Nunavut’s Susan Aglukark keeps dreaming of home

Arviat-raised singer releases second English-Inuktitut Christmas album

By SARAH ROGERS

Arviat-raised singer Susan Aglukark has just put out a new Christmas album called Dreaming of Home. (PHOTO COURTESY OF AGLUKARK ENTERTAINMENT INC.)


Arviat-raised singer Susan Aglukark has just put out a new Christmas album called Dreaming of Home. (PHOTO COURTESY OF AGLUKARK ENTERTAINMENT INC.)

The Arviat-raised singer and songwriter Susan Aglukark may have now spent most of her life living outside Nunavut, but she says the homesickness has never left her.

And that feeling inspired the name of her newest album, Dreaming of Home, a collection of Christmas and family songs that make up the three-time Juno award-winner’s seventh album.

Dreaming of Home is a series of songs which aren’t all Christmas-themed, but they’re all linked to home, family and the holidays — three things Aglukark said she cherishes.

“I’m always homesick for home,” she said in an interview from her Toronto-area residence. “But Christmastime is when it’s that much more poignant.”

There are the Christmas standard carols: “Silent Night,” “Do you hear what I hear?” and “Oh come Emmanuel,” sung in both English and Inuktitut.

There’s a version of the “Huron Carol,” a Canadian carol originally written in the language of the Huron/Wendat nation, now translated and sung in Inuktitut.

But Aglukark also digs deeper into her family roots, covering the Scottish folk ballad “Caledonia,” written by Doug Maclean.

“They’re all songs that mean more to people than one day of the year, where we’re allowed to just be,” she said.

Aglukark gets home to Arviat and Rankin Inlet regularly, where Christmas is centred on a traditional feast.

She uses the word “traditional” carefully, though; it was only the generation of Aglukark’s parents who began to really celebrate Christmas, making it a relatively new holiday to most Inuit living in the community.

“But the thing we look forward to most, like anywhere in the world, is the family time together,” she said. “It’s a big day having everyone together.”

Dreaming of Home isn’t Aglukark’s first foray into holiday cheer; she put out an album called Christmas in 1993.

Aglukark even re-recorded some of the songs that appeared on that first Christmas album, but 20 years later, this newest album will likely sound different to long-time fans.

“I don’t know if the music has changed as much,” she said. “But your singing changes a lot in 20 years. As an artist, you’re more confident as a musician and a performer.”

Aglukark was launched almost unexpectedly into the business in the early 1990s, when she started performing as a singer — a side gig to a job she then held with Inuit Tapirisat of Canada.

Aglukark said she never learned to read or write music.
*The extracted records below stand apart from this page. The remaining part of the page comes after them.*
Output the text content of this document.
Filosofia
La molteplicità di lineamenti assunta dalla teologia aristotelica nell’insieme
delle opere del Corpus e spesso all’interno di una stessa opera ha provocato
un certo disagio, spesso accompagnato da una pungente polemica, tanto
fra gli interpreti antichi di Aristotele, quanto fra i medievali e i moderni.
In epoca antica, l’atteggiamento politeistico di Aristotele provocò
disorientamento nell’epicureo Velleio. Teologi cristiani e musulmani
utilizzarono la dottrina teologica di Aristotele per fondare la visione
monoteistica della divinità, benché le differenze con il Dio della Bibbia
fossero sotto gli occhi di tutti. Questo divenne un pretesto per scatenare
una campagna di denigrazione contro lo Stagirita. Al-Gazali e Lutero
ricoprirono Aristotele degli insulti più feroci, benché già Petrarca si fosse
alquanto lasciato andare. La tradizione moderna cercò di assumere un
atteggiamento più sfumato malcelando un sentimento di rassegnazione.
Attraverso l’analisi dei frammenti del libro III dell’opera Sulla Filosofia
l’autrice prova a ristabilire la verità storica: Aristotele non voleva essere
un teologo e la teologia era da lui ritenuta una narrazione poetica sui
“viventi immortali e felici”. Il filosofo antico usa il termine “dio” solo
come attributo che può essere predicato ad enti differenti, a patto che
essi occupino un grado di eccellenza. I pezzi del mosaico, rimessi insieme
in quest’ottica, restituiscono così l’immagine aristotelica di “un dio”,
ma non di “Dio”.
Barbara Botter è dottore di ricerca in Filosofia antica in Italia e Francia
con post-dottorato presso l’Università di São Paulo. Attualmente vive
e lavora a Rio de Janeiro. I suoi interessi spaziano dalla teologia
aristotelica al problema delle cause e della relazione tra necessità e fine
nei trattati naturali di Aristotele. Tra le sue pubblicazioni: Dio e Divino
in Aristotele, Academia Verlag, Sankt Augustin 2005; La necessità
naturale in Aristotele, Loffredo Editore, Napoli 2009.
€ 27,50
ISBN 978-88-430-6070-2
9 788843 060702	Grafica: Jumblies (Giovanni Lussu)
She only began taking vocal lessons five years into her music career.

“I had a lot to learn,” she said. “While 20 years later, it’s really come together— it was what I was dreaming of my whole life.”

Aglukark supplements her music career with speaking engagements across the country. She talks to groups about how she navigated her rise to success, and also about the history of Canadian Inuit.

A newly-launched Christmas campaign through Aglukark’s Arctic Rose Fund sent its first box of non-perishable food to the Nuatsivik food bank in Iqaluit last week.

Aglukark plans to send a box each week from between now and Christmas. The Arctic Rose Fund, named after her popular album and song, Arctic Rose, is accepting food donations and paying to have them shipped north.

The goal is to encourage and assist all Nunavut’s food banks to become registered — only Iqaluit’s food bank is regitered currently — so the fund can help food banks feed families over the holidays, Aglukark said.

“The need is there all the time,” she acknowledged,” but we’re mailing and shipping these packages to guarantee they get there [for Christmas].”